Мы знаем, как противоречиво складываются чувства и желания человека, основанные на первых младенческих представлениях. Иной раз страх, связанный с желанием, не гасит его, а, напротив, усиливает. Происходит как бы борьба за объект устрашения, который могут отнять. И временная победа над этим объектом увеличивает торжество победителя. Однако окончательная победа остается за страхом.
И механизм этой победы иной раз основан на ослаблении контроля. Науке известно, что кора мозга, ослабляя свой контроль (в силу утомления, болезни, старости), позволяет вновь возникнуть оттесненным животным и младенческим силам[7].
Переутомленный, ослабленный болезнью, мозг Гоголя (вернее, кора мозга) перестал контролировать даже в той неполной степени, в какой этот контроль осуществлялся в молодые годы. И вот мы видим трагические сцены голодовки, видим неосознанный страх, который постоянно присутствовал к еде. Младенческие представления и животные силы, не контролируемые сознанием, одержали верх.
Однако условные нервные связи соединяли с опасностью не только еду, женщину, мать. Они соединяли еще целый ряд объектов — дом, ночь, кровать.
И в силу этого «опасности» возникали на каждом шагу. И борьба с этими опасностями была тягостной, непосильной. Можно было спасаться только бегством. Только бегство разрывало эти связи, избавляло от опасностей.
Именно бегство характеризует поведение Гоголя.
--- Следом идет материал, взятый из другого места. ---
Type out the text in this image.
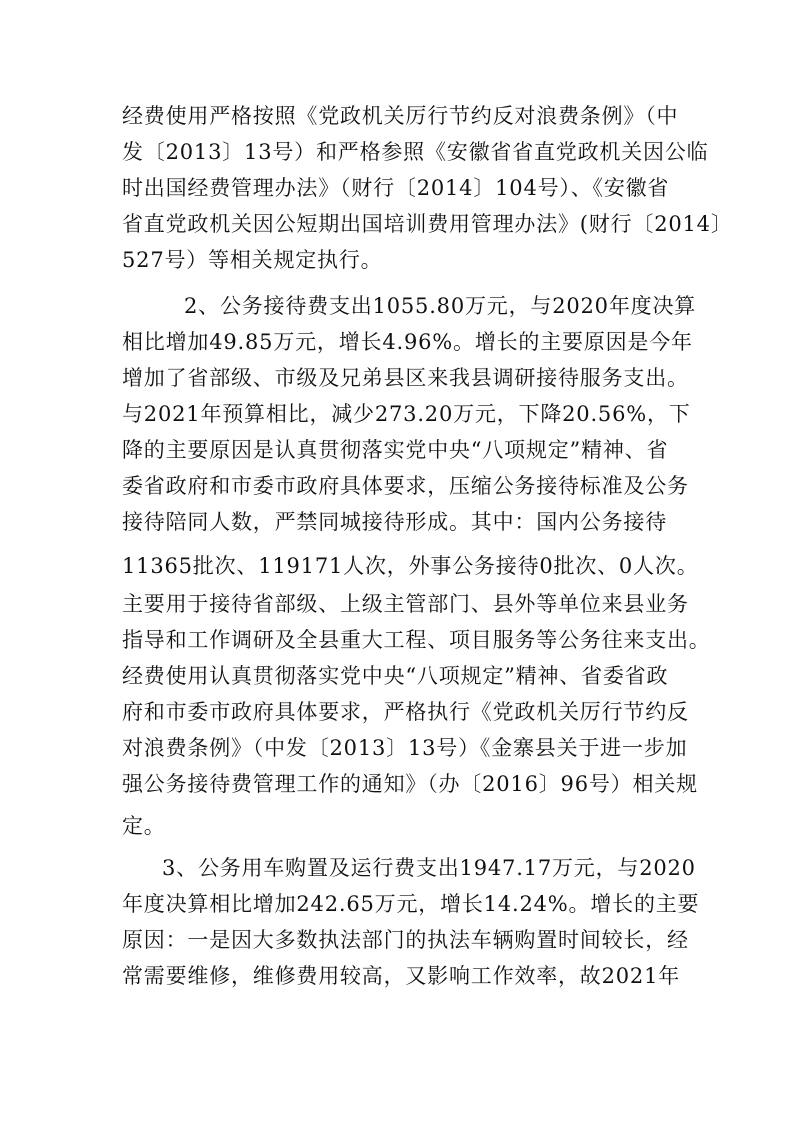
经费使用严格按照《党政机关厉行节约反对浪费条例》（中
发〔2013〕13号）和严格参照《安徽省省直党政机关因公临
时出国经费管理办法》（财行〔2014〕104号）、《安徽省
省直党政机关因公短期出国培训费用管理办法》(财行〔2014〕
527号）等相关规定执行。
2、公务接待费支出1055.80万元，与2020年度决算
相比增加49.85万元，增长4.96%。增长的主要原因是今年
增加了省部级、市级及兄弟县区来我县调研接待服务支出。
与2021年预算相比，减少273.20万元，下降20.56%，下
降的主要原因是认真贯彻落实党中央“八项规定”精神、省
委省政府和市委市政府具体要求，压缩公务接待标准及公务
接待陪同人数，严禁同城接待形成。其中：国内公务接待
11365批次、119171人次，外事公务接待0批次、0人次。
主要用于接待省部级、上级主管部门、县外等单位来县业务
指导和工作调研及全县重大工程、项目服务等公务往来支出。
经费使用认真贯彻落实党中央“八项规定”精神、省委省政
府和市委市政府具体要求，严格执行《党政机关厉行节约反
对浪费条例》（中发〔2013〕13号）《金寨县关于进一步加
强公务接待费管理工作的通知》（办〔2016〕96号）相关规
定。
3、公务用车购置及运行费支出1947.17万元，与2020
年度决算相比增加242.65万元，增长14.24%。增长的主要
原因：一是因大多数执法部门的执法车辆购置时间较长，经
常需要维修，维修费用较高，又影响工作效率，故2021年
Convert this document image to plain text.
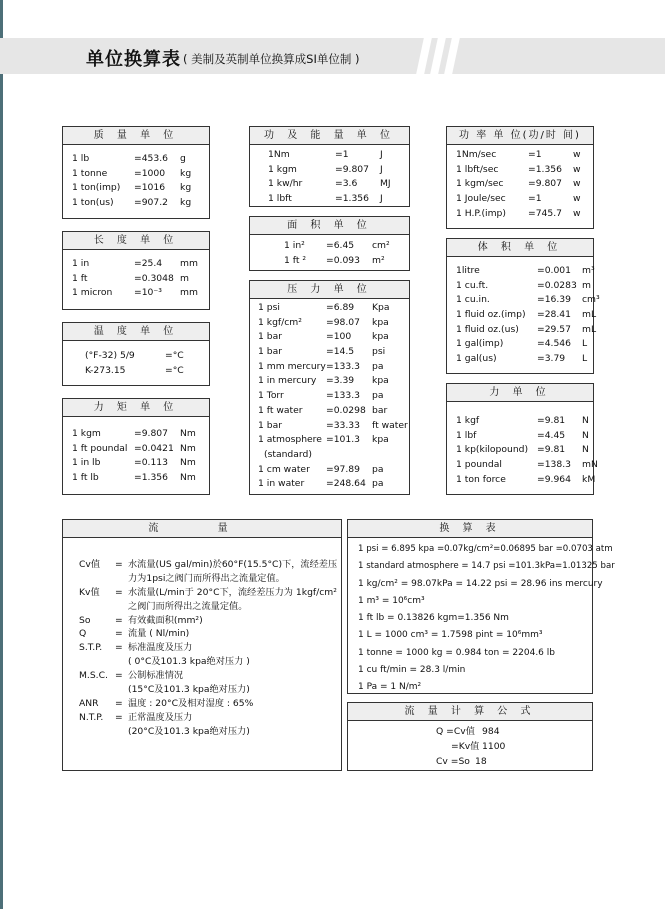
单位换算表 ( 美制及英制单位换算成SI单位制 )
质 量 单 位
1 lb	=453.6 g
1 tonne	=1000 kg
1 ton(imp) =1016 kg
1 ton(us) =907.2 kg
长 度 单 位
1 in	=25.4 mm
1 ft	=0.3048 m
1 micron =10⁻³ mm
温 度 单 位
(°F-32) 5/9	=°C
K-273.15	=°C
力 矩 单 位
1 kgm	=9.807 Nm
1 ft poundal =0.0421 Nm
1 in lb	=0.113 Nm
1 ft lb	=1.356 Nm
功 及 能 量 单 位
1Nm	=1	J
1 kgm	=9.807 J
1 kw/hr	=3.6 MJ
1 lbft	=1.356 J
面 积 单 位
1 in² =6.45 cm²
1 ft ² =0.093 m²
压 力 单 位
1 psi	=6.89 Kpa
1 kgf/cm²	=98.07 kpa
1 bar	=100 kpa
1 bar	=14.5 psi
1 mm mercury =133.3 pa
1 in mercury =3.39 kpa
1 Torr	=133.3 pa
1 ft water	=0.0298 bar
1 bar	=33.33 ft water
1 atmosphere =101.3 kpa
(standard)
1 cm water =97.89 pa
1 in water =248.64 pa
功 率 单 位(功/时 间)
1Nm/sec	=1	w
1 lbft/sec	=1.356 w
1 kgm/sec	=9.807 w
1 Joule/sec =1	w
1 H.P.(imp) =745.7 w
体 积 单 位
1litre	=0.001 m³
1 cu.ft.	=0.0283 m
1 cu.in.	=16.39 cm³
1 fluid oz.(imp) =28.41 mL
1 fluid oz.(us) =29.57 mL
1 gal(imp)	=4.546 L
1 gal(us)	=3.79 L
力 单 位
1 kgf	=9.81 N
1 lbf	=4.45 N
1 kp(kilopound) =9.81 N
1 poundal	=138.3 mN
1 ton force	=9.964 kM
流 量
Cv值 = 水流量(US gal/min)於60°F(15.5°C)下，流经差压
力为1psi之阀门而所得出之流量定值。
Kv值 = 水流量(L/min于 20°C下，流经差压力为 1kgf/cm²
之阀门而所得出之流量定值。
So	= 有效截面积(mm²)
Q	= 流量 ( Nl/min)
S.T.P. = 标准温度及压力
( 0°C及101.3 kpa绝对压力 )
M.S.C. = 公制标准情况
(15°C及101.3 kpa绝对压力)
ANR = 温度 : 20°C及相对湿度 : 65%
N.T.P. = 正常温度及压力
(20°C及101.3 kpa绝对压力)
换 算 表
1 psi = 6.895 kpa =0.07kg/cm²=0.06895 bar =0.0703 atm
1 standard atmosphere = 14.7 psi =101.3kPa=1.01325 bar
1 kg/cm² = 98.07kPa = 14.22 psi = 28.96 ins mercury
1 m³ = 10⁶cm³
1 ft lb = 0.13826 kgm=1.356 Nm
1 L = 1000 cm³ = 1.7598 pint = 10⁶mm³
1 tonne = 1000 kg = 0.984 ton = 2204.6 lb
1 cu ft/min = 28.3 l/min
1 Pa = 1 N/m²
流 量 计 算 公 式
Q =Cv值 984
=Kv值 1100
Cv =So 18
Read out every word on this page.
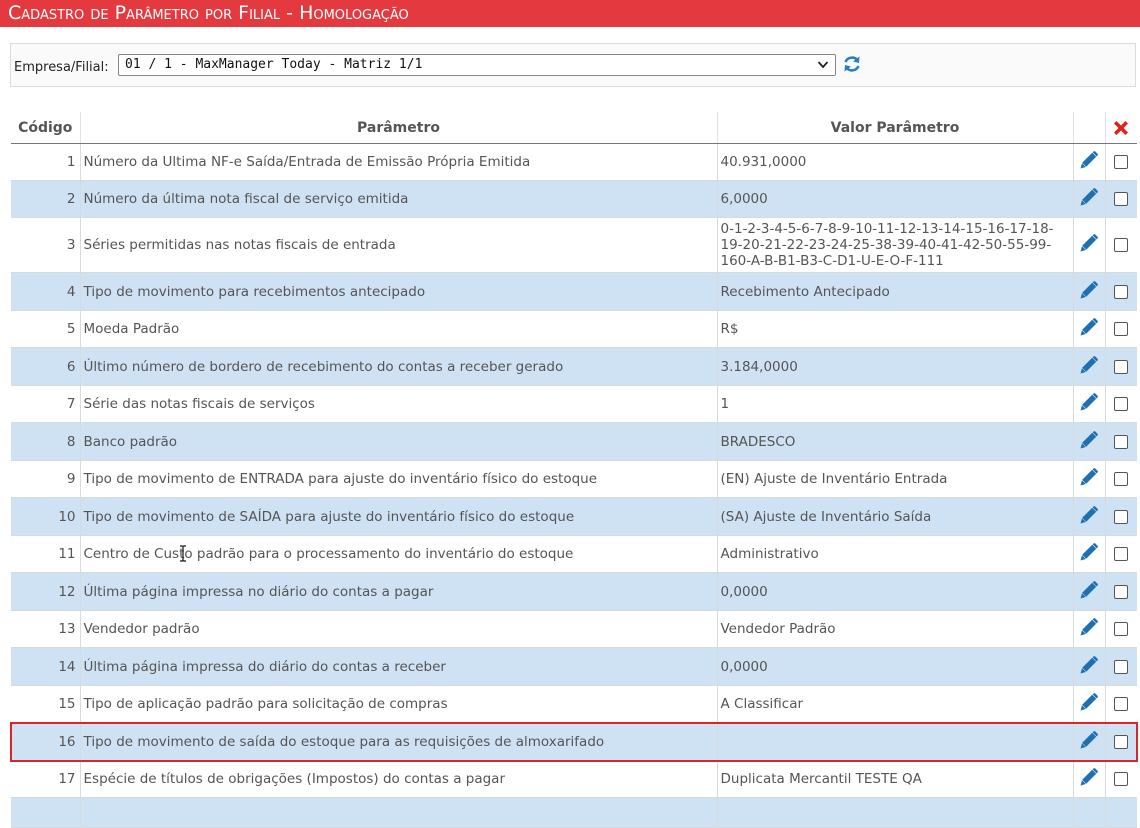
Cadastro de Parâmetro por Filial - Homologação
Empresa/Filial:	01 / 1 - MaxManager Today - Matriz 1/1
Código	Parâmetro	Valor Parâmetro		
1	Número da Ultima NF-e Saída/Entrada de Emissão Própria Emitida	40.931,0000		
2	Número da última nota fiscal de serviço emitida	6,0000		
3	Séries permitidas nas notas fiscais de entrada	0-1-2-3-4-5-6-7-8-9-10-11-12-13-14-15-16-17-18-19-20-21-22-23-24-25-38-39-40-41-42-50-55-99-160-A-B-B1-B3-C-D1-U-E-O-F-111		
4	Tipo de movimento para recebimentos antecipado	Recebimento Antecipado		
5	Moeda Padrão	R$		
6	Último número de bordero de recebimento do contas a receber gerado	3.184,0000		
7	Série das notas fiscais de serviços	1		
8	Banco padrão	BRADESCO		
9	Tipo de movimento de ENTRADA para ajuste do inventário físico do estoque	(EN) Ajuste de Inventário Entrada		
10	Tipo de movimento de SAÍDA para ajuste do inventário físico do estoque	(SA) Ajuste de Inventário Saída		
11	Centro de Custo padrão para o processamento do inventário do estoque	Administrativo		
12	Última página impressa no diário do contas a pagar	0,0000		
13	Vendedor padrão	Vendedor Padrão		
14	Última página impressa do diário do contas a receber	0,0000		
15	Tipo de aplicação padrão para solicitação de compras	A Classificar		
16	Tipo de movimento de saída do estoque para as requisições de almoxarifado			
17	Espécie de títulos de obrigações (Impostos) do contas a pagar	Duplicata Mercantil TESTE QA		
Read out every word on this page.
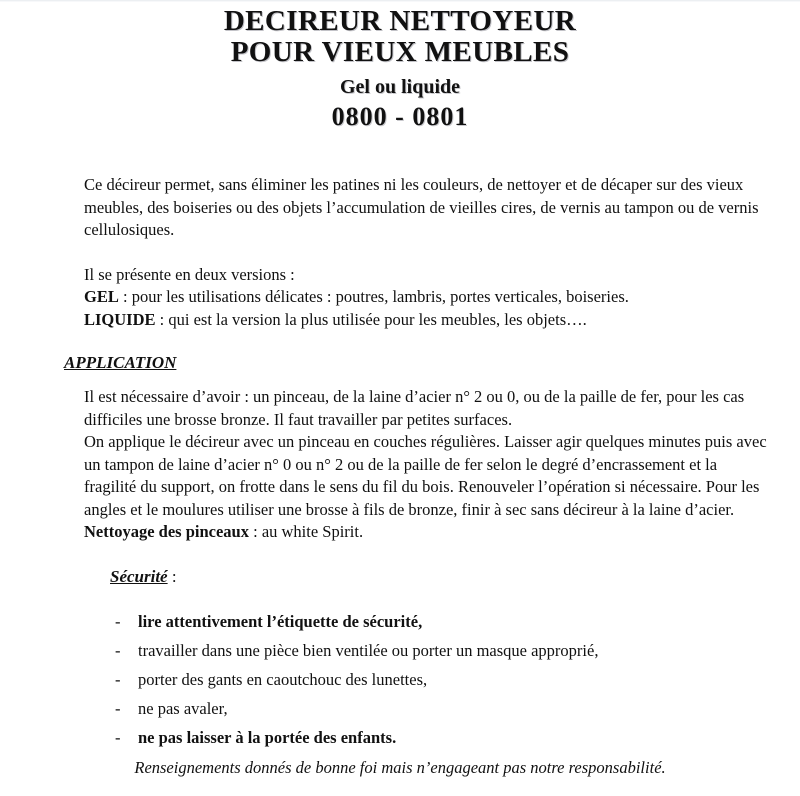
DECIREUR NETTOYEUR
POUR VIEUX MEUBLES
Gel ou liquide
0800 - 0801

Ce décireur permet, sans éliminer les patines ni les couleurs, de nettoyer et de décaper sur des vieux meubles, des boiseries ou des objets l’accumulation de vieilles cires, de vernis au tampon ou de vernis cellulosiques.

Il se présente en deux versions :

GEL : pour les utilisations délicates : poutres, lambris, portes verticales, boiseries.

LIQUIDE : qui est la version la plus utilisée pour les meubles, les objets….

APPLICATION

Il est nécessaire d’avoir : un pinceau, de la laine d’acier n° 2 ou 0, ou de la paille de fer, pour les cas difficiles une brosse bronze. Il faut travailler par petites surfaces.

On applique le décireur avec un pinceau en couches régulières. Laisser agir quelques minutes puis avec un tampon de laine d’acier n° 0 ou n° 2 ou de la paille de fer selon le degré d’encrassement et la fragilité du support, on frotte dans le sens du fil du bois. Renouveler l’opération si nécessaire. Pour les angles et le moulures utiliser une brosse à fils de bronze, finir à sec sans décireur à la laine d’acier.

Nettoyage des pinceaux : au white Spirit.

Sécurité :

-	lire attentivement l’étiquette de sécurité,
-	travailler dans une pièce bien ventilée ou porter un masque approprié,
-	porter des gants en caoutchouc des lunettes,
-	ne pas avaler,
-	ne pas laisser à la portée des enfants.
Renseignements donnés de bonne foi mais n’engageant pas notre responsabilité.
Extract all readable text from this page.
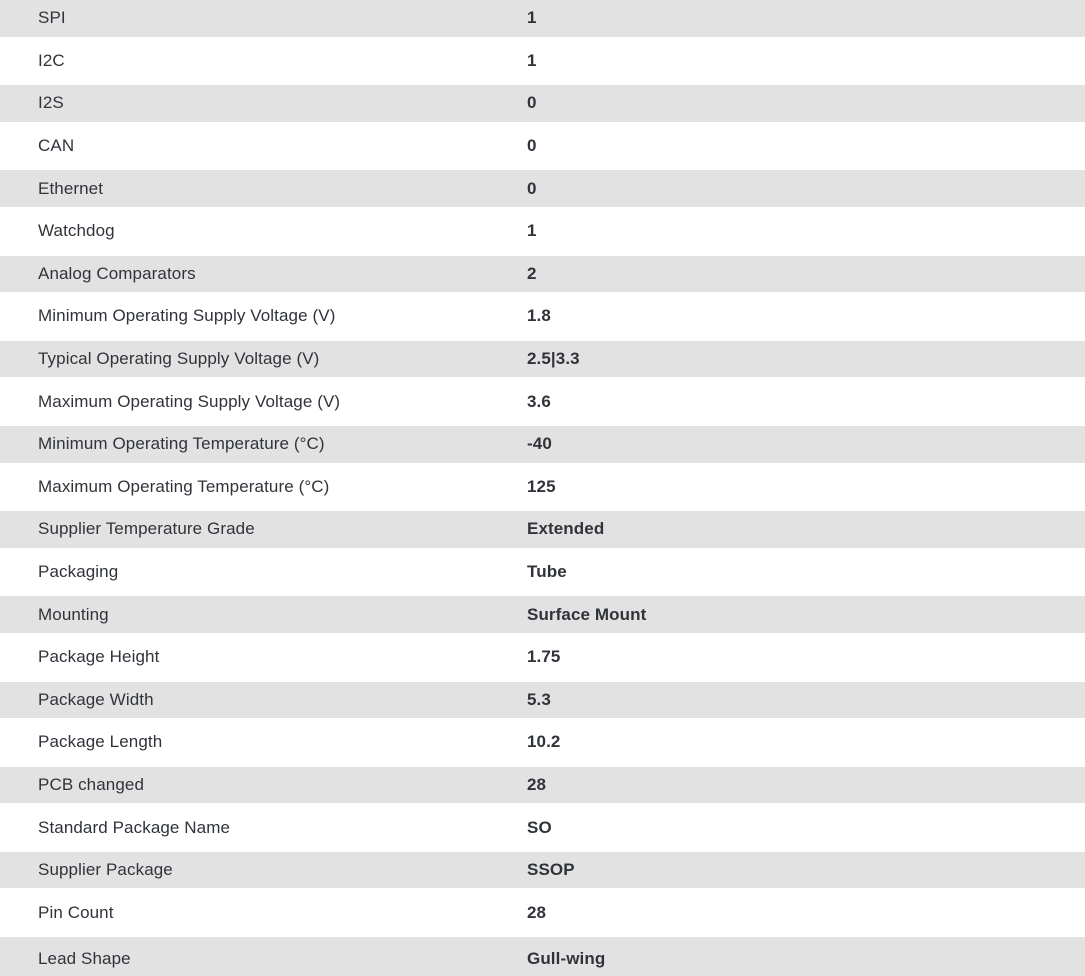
SPI	1
I2C	1
I2S	0
CAN	0
Ethernet	0
Watchdog	1
Analog Comparators	2
Minimum Operating Supply Voltage (V)	1.8
Typical Operating Supply Voltage (V)	2.5|3.3
Maximum Operating Supply Voltage (V)	3.6
Minimum Operating Temperature (°C)	-40
Maximum Operating Temperature (°C)	125
Supplier Temperature Grade	Extended
Packaging	Tube
Mounting	Surface Mount
Package Height	1.75
Package Width	5.3
Package Length	10.2
PCB changed	28
Standard Package Name	SO
Supplier Package	SSOP
Pin Count	28
Lead Shape	Gull-wing
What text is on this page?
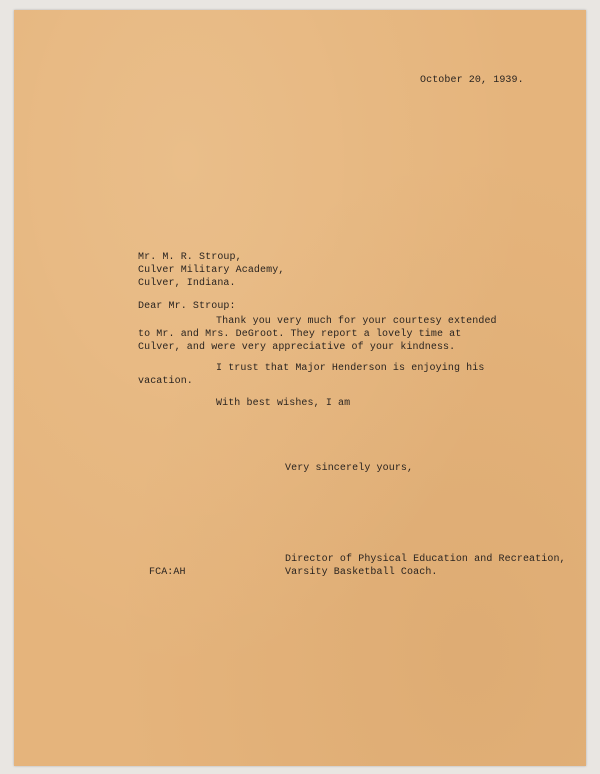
October 20, 1939.
Mr. M. R. Stroup,
Culver Military Academy,
Culver, Indiana.
Dear Mr. Stroup:
Thank you very much for your courtesy extended
to Mr. and Mrs. DeGroot. They report a lovely time at
Culver, and were very appreciative of your kindness.
I trust that Major Henderson is enjoying his
vacation.
With best wishes, I am
Very sincerely yours,
Director of Physical Education and Recreation,
Varsity Basketball Coach.
FCA:AH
Только садясь в экипаж, он чувствовал освобождение, отдых, здоровье.
Сколько раз он писал, как исцелила его дорога.
По словам Смирновой (1840 год), «Боткин усадил полумертвого Гоголя в дилижанс…»
Далее Гоголь сообщает о себе:
«Добравшись до Триеста, я себя почувствовал лучше. Дорога — мое единственное лекарство — оказала и на этот раз свое действие…»
Еще бы — дорога уводила его от опасностей. Неосознанный страх покидал его. Вот что служило исцелением…
Но это было временным исцелением. Та же дорога вновь вела его к женщинам, к еде, к лечению, за которым следовало здоровье, а за здоровьем — еще большие опасности, еще большая возможность встретиться с тем, что его страшило.